Teamwork in Qualitative Research
Multicountry teamwork in qualitative research is receiving increased recognition in an attempt to address global health problems. We report our experience of teamwork implementing a multicountry study (Zambia, South Africa, and Kenya), employing qualitative research to gain insight into met needs of contraception. Using this study example, we demonstrate the innovative development of a multicountry, south–south relationship (i.e., collaboration and sharing of knowledge between developing countries located in the Global South) within the health-care research setting. In addition, strategies employed for a collaborative research process and approaches used for data collection and analysis are described.
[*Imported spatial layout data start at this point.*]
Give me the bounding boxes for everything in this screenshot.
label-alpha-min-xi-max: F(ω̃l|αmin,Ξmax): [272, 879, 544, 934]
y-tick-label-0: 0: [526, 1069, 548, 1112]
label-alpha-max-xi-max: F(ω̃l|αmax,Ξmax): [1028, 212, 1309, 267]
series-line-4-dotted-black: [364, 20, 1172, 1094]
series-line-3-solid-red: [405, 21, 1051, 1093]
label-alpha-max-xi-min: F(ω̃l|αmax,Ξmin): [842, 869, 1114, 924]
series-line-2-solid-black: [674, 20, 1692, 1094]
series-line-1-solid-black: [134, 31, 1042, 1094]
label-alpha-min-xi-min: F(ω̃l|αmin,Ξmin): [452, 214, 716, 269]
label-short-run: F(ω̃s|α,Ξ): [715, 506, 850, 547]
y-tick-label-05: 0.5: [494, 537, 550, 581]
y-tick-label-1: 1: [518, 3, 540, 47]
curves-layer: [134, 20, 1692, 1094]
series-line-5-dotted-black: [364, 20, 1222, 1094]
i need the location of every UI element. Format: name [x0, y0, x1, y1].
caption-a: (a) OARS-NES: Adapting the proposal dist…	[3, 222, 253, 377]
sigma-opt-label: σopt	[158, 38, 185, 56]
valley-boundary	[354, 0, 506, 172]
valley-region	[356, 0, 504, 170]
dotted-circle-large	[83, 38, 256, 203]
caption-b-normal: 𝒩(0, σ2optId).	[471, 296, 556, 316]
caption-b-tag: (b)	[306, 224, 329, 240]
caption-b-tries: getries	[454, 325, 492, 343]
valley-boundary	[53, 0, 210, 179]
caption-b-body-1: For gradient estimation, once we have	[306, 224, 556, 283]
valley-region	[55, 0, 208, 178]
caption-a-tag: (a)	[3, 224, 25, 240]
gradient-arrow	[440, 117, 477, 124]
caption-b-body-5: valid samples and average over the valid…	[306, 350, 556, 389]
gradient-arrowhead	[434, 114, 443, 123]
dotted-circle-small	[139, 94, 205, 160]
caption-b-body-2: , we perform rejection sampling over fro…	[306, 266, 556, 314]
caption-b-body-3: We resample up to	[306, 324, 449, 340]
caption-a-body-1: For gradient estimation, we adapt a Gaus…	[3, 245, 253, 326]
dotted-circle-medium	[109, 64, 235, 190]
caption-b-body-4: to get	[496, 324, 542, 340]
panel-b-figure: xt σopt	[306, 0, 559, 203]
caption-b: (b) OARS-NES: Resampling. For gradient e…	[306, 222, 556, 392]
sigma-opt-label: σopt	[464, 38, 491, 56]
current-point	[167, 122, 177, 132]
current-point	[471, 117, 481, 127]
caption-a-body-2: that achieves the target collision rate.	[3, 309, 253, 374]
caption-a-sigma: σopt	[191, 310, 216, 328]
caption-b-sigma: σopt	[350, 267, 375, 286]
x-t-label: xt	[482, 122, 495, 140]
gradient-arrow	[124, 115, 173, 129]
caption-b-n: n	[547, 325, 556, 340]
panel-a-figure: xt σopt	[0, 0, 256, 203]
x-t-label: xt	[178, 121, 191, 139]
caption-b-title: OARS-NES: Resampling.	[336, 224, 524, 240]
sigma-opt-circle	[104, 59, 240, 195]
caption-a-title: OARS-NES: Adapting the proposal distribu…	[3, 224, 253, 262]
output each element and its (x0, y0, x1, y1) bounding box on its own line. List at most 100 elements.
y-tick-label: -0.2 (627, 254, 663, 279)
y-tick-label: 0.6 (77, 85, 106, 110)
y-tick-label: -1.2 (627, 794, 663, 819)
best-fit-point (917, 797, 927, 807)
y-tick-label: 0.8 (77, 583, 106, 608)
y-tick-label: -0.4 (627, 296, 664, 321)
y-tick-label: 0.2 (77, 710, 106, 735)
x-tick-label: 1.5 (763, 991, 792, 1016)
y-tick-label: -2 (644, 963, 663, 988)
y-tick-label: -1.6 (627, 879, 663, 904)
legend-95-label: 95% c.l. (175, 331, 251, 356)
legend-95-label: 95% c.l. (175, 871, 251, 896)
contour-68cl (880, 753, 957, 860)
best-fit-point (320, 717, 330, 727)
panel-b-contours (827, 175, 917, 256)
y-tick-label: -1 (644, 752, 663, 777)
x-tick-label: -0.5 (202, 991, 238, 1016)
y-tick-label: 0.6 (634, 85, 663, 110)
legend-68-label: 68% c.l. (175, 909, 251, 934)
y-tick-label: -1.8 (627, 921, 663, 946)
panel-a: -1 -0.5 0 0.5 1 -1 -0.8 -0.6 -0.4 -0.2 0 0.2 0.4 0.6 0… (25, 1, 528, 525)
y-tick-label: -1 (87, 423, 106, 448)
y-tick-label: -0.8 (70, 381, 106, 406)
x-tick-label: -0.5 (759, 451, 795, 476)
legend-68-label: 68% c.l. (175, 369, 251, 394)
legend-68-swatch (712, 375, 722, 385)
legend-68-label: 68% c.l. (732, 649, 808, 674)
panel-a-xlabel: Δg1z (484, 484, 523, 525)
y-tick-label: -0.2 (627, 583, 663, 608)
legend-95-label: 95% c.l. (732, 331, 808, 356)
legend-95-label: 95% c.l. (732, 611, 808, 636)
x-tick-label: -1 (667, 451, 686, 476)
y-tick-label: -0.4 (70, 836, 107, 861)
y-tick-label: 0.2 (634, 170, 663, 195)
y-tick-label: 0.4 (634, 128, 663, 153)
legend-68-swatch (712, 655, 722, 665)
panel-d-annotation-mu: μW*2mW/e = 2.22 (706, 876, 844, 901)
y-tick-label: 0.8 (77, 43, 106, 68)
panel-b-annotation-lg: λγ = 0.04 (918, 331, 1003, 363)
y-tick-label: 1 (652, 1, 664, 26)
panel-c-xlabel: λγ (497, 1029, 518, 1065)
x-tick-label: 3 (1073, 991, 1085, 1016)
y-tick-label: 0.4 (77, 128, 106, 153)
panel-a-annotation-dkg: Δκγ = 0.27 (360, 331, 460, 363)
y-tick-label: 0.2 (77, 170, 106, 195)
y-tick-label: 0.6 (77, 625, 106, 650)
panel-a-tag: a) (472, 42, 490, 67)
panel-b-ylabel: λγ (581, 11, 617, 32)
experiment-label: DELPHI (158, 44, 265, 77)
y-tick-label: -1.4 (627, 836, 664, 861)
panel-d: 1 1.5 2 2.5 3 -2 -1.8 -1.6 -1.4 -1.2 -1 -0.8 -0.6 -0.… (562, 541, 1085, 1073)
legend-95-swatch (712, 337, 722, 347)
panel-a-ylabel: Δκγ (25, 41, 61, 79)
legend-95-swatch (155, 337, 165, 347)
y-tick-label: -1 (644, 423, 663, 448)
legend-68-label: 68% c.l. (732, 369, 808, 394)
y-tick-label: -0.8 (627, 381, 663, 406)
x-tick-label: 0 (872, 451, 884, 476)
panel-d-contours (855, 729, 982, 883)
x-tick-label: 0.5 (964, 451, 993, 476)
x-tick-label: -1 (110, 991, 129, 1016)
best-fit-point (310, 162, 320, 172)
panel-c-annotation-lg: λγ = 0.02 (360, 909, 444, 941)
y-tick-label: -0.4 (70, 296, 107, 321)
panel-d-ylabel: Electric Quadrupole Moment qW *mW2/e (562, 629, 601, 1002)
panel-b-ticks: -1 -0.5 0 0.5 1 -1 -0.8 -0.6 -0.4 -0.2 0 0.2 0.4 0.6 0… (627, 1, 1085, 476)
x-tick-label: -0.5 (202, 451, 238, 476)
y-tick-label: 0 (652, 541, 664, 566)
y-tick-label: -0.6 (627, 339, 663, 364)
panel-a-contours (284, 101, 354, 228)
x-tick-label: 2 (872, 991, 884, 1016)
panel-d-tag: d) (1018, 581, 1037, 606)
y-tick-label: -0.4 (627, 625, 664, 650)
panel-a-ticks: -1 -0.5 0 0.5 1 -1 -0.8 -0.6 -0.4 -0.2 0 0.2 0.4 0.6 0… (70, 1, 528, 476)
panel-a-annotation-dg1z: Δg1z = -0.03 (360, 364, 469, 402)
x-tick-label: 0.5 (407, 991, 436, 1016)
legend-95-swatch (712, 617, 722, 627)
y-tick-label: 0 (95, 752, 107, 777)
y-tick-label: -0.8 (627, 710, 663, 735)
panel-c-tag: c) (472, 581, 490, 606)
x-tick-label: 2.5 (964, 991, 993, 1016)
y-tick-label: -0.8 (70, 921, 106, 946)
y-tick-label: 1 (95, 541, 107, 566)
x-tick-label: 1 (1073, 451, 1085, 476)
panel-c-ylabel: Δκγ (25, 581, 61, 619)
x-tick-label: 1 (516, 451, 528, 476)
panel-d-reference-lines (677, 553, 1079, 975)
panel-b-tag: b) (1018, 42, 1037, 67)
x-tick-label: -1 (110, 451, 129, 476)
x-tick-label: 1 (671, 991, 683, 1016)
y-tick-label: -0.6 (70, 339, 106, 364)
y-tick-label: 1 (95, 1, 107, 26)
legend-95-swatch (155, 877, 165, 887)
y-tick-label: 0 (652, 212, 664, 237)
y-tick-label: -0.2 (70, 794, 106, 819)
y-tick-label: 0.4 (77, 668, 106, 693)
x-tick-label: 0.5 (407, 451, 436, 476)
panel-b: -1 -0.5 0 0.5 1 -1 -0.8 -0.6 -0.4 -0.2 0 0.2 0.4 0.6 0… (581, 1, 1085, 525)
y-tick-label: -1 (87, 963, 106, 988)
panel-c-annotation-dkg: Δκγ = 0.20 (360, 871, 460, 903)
We also describe the parallel but interlinked processes of developing a collaborative relationship, rigorous data collection, and the process of teamwork in data analysis. We discuss how we collaboratively developed and tested codes and themes and the use of a shared codebook in a team. The end result was country-specific data analyses reports using a single shared codebook, allowing for analyses that were appropriate to the region yet comparable across countries. The success of this project can be attributed to the methodological rigor, facilitated by intense communications, and support processes in this south–south collaboration.